Она поднялась и, надвинув капюшон, сказала:

– Поскорее помирись с Патриком, Кат. Лесли бывают надменны, но, клянусь Богом, это мужчины.

На следующий день Катриона переехала из таверны «Роза и чертополох» в дом Фионы. Первоначально этот дом принадлежал их общей бабушке – Фионе Абернети, жене первого графа Сайтена. И прабабка кузин посчитала, что особняк должен отойти Фионе. Воля Мэм была исполнена.

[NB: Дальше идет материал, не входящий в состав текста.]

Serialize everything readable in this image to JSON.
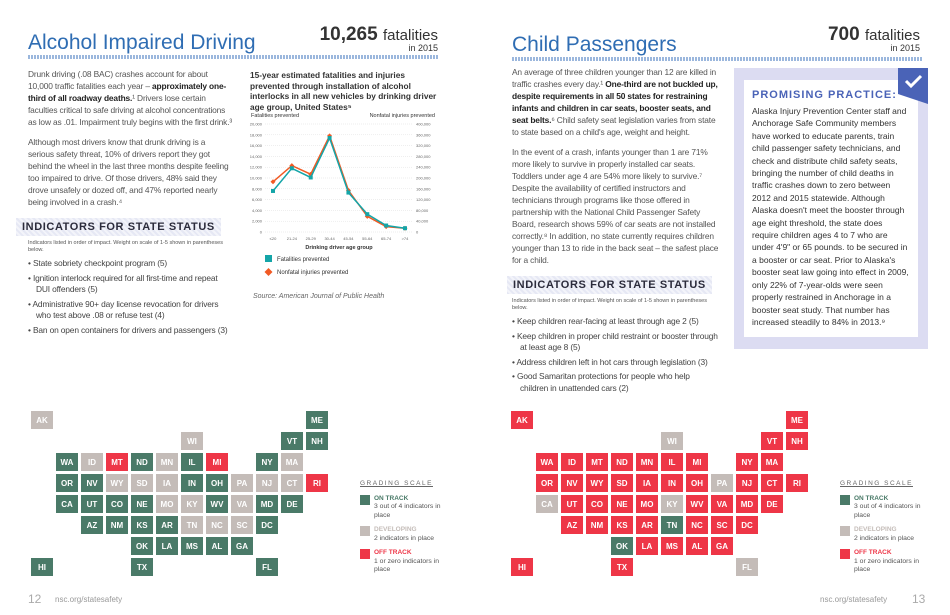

Сам по себе дом оказался невелик. Построенный лет семьдесят назад, он был сложен из красного кирпича, обильно увитого с трех сторон плющом. В подвальном помещении размещались удобная кухня, кладовая, буфетная и умывальня с несколькими большими чанами для стирки. Первый этаж занимали прелестная столовая, салон, небольшая семейная гостиная, окна которой открывались в сад, и еще библиотека, полная книг. На втором этаже располагались четыре спальни, каждая со своей гардеробной. Мансарда была отведена под комнаты для служанок. При доме имелась небольшая конюшня, куда Катриона поставила Дерга, и чудный сад, деревья которого давали тень в жаркие дни, где было полно цветов и душистых трав. Поскольку особняк стоял немного в стороне от модной Хай-стрит, движения было мало, все дышало тишиной и спокойствием.

Миссис Керр, пухлая вдовушка средних лет, мягкая и доброжелательная, выразила Катрионе свое сочувствие. Она доверительно поведала, что и сама оказалась когда-то в подобном положении: ее мужа застрелили на границе в схватке с англичанами, а она в это время была уже на шестом месяце беременности. Ребенка пришлось растить одной. Однако каким славным парнем он стал! Теперь проходит обучение у мясника.